Now the matrix S = [u_{1} u_{2}] is an orthogonal matrix, since it has orthonormal columns, and A is diagonalized by:
$$\mathbf{A} = \mathbf{SDS}^{-1} = \mathbf{SDS}^\textsf{T} =
  \begin{bmatrix}
     \frac{1}{\sqrt{2}} & \frac{1}{\sqrt{2}}\\
    -\frac{1}{\sqrt{2}} & \frac{1}{\sqrt{2}}
  \end{bmatrix}
  \begin{bmatrix}
    1 & 0 \\
    0 & 9
  \end{bmatrix}
  \begin{bmatrix}
    \frac{1}{\sqrt{2}} & -\frac{1}{\sqrt{2}} \\
    \frac{1}{\sqrt{2}} & \frac{1}{\sqrt{2}}
  \end{bmatrix}.$$

This applies to the present problem of "diagonalizing" the quadratic form through the observation that
$$\begin{align}
  5x^2 + 8xy + 5y^2 &= \mathbf{x}^\textsf{T} \mathbf{Ax} \\
  &= \mathbf{x}^\textsf{T} \left( \mathbf{SDS}^\textsf{T} \right) \mathbf{x} \\
  &=
  \left( \mathbf{S}^\textsf{T} \mathbf{x} \right)^\textsf{T} \mathbf{D} \left( \mathbf{S}^\textsf{T} \mathbf{x} \right) \\
  &=
  1\left(\frac{x - y}{\sqrt{2}} \right)^2 + 9\left( \frac{x + y}{\sqrt{2}} \right)^2.
\end{align}$$

Thus, the equation $5x^2 + 8xy + 5y^2 = 1$ is that of an ellipse, since the left side can be written as the sum of two squares.

It is tempting to simplify this expression by pulling out factors of 2. However, it is important not to do this. The quantities
$$c_1 = \frac{x - y}{\sqrt{2}},\quad c_2 = \frac{x + y}{\sqrt{2}}$$
have a geometrical meaning. They determine an orthonormal coordinate system on $\R^2.$ In other words, they are obtained from the original coordinates by the application of a rotation (and possibly a reflection). Consequently, one may use the c_{1} and c_{2} coordinates to make statements about length and angles (particularly length), which would otherwise be more difficult in a different choice of coordinates (by rescaling them, for instance). For example, the maximum distance from the origin on the ellipse
$$c_1^2 + 9c_2^2 = 1$$
occurs when c_{2} = 0, so at the points c_{1} = ±1. Similarly, the minimum distance is where c_{2} = ±1/3.

It is possible now to read off the major and minor axes of this ellipse.
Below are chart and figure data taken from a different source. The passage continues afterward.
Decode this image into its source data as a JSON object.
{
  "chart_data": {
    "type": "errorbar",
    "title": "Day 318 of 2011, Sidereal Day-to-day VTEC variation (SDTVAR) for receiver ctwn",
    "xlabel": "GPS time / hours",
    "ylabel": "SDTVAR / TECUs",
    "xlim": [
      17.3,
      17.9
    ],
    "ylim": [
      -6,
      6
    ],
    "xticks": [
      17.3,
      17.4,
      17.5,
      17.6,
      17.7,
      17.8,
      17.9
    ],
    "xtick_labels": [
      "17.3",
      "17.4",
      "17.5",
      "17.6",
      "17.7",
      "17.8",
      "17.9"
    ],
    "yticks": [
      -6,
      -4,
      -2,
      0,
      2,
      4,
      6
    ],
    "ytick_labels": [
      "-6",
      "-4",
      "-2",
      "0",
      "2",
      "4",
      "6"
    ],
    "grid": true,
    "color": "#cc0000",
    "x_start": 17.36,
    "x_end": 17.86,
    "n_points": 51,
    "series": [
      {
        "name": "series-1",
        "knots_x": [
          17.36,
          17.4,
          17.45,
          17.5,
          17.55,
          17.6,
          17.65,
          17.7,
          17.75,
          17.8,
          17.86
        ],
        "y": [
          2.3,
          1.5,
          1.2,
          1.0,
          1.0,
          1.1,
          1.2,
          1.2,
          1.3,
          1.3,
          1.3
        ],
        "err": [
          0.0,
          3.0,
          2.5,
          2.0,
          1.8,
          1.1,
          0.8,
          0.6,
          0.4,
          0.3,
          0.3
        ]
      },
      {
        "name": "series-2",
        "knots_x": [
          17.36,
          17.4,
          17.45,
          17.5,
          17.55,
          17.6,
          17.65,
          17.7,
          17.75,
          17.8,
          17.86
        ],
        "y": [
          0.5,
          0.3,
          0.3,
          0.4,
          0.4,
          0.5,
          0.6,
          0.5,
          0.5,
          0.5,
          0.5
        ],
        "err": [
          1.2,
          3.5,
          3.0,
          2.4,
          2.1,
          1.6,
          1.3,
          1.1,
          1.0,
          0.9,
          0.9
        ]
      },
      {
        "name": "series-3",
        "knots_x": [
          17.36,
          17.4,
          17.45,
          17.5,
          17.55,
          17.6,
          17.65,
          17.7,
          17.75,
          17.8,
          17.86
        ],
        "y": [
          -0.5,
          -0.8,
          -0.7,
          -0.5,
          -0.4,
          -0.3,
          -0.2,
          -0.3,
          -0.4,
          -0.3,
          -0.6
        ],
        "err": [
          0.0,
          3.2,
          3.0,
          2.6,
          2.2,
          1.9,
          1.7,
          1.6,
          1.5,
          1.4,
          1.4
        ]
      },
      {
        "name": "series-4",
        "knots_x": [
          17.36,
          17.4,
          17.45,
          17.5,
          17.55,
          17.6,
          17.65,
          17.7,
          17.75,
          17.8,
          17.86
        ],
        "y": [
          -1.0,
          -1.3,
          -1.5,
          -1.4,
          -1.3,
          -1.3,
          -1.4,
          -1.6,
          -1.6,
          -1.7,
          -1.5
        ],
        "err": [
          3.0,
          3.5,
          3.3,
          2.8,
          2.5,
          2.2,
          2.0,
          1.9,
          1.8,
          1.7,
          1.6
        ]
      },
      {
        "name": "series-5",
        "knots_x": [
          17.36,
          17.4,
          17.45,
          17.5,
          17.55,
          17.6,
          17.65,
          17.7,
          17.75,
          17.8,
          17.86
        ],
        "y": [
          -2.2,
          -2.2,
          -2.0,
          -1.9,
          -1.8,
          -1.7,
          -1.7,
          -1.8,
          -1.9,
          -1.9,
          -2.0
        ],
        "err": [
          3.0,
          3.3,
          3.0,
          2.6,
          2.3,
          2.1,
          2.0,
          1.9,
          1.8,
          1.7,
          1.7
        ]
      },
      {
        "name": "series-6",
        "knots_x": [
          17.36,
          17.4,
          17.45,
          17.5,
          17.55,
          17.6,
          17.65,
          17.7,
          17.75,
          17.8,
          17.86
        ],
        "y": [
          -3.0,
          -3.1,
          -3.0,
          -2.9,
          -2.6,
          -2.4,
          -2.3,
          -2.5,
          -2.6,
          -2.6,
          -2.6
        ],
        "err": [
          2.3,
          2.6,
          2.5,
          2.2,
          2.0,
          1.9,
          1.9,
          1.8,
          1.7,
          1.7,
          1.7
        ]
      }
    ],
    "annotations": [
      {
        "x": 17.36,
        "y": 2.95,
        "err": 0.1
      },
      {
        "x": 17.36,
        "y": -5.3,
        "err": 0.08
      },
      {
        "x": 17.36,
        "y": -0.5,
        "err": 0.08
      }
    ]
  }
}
These are precisely the individual eigenspaces of the matrix A, since these are where c_{2} = 0 or c_{1} = 0. Symbolically, the principal axes are
$$E_1 = \operatorname{span} \left(\begin{bmatrix} \frac{1}{\sqrt{2}} \\ -\frac{1}{\sqrt{2}} \end{bmatrix}\right),\quad
  E_2 = \operatorname{span} \left(\begin{bmatrix} \frac{1}{\sqrt{2}} \\ \frac{1}{\sqrt{2}} \end{bmatrix}\right).$$

To summarize:
- The equation is for an ellipse, since both eigenvalues are positive. (Otherwise, if one were positive and the other negative, it would be a hyperbola.)
- The principal axes are the lines spanned by the eigenvectors.
- The minimum and maximum distances to the origin can be read off the equation in diagonal form.
Using this information, it is possible to attain a clear geometrical picture of the ellipse: to graph it, for instance.

==Formal statement==
The principal axis theorem concerns quadratic forms in $\R^n,$ which are homogeneous polynomials of degree 2. Any quadratic form may be represented as
$$Q(\mathbf{x}) = \mathbf{x}^\textsf{T} \mathbf{Ax}$$
where A is a symmetric matrix.

The first part of the theorem is contained in the following statements guaranteed by the spectral theorem:
- The eigenvalues of A are real.
- A is diagonalizable, and the eigenspaces of A are mutually orthogonal.
In particular, A is orthogonally diagonalizable, since one may take a basis of each eigenspace and apply the Gram-Schmidt process separately within the eigenspace to obtain an orthonormal eigenbasis.

For the second part, suppose that the eigenvalues of A are λ_{1}, ..., λ_{n} (possibly repeated according to their algebraic multiplicities) and the corresponding orthonormal eigenbasis is u_{1}, ..., u_{n}. Then,
$$\mathbf{c} = [\mathbf{u}_1, \ldots,\mathbf{u}_n]^\textsf{T} \mathbf{x},$$
and
$$Q(\mathbf{x}) = \lambda_1 c_1^2 + \lambda_2 c_2^2 + \dots + \lambda_n c_n^2,$$

where c_{i} is the i-th entry of c. Furthermore,
 The i-th principal axis is the line determined by equating c_{j} = 0 for all j = 1, ..., i − 1, i + 1, ..., n. The i-th principal axis is the span of the vector u_{i}.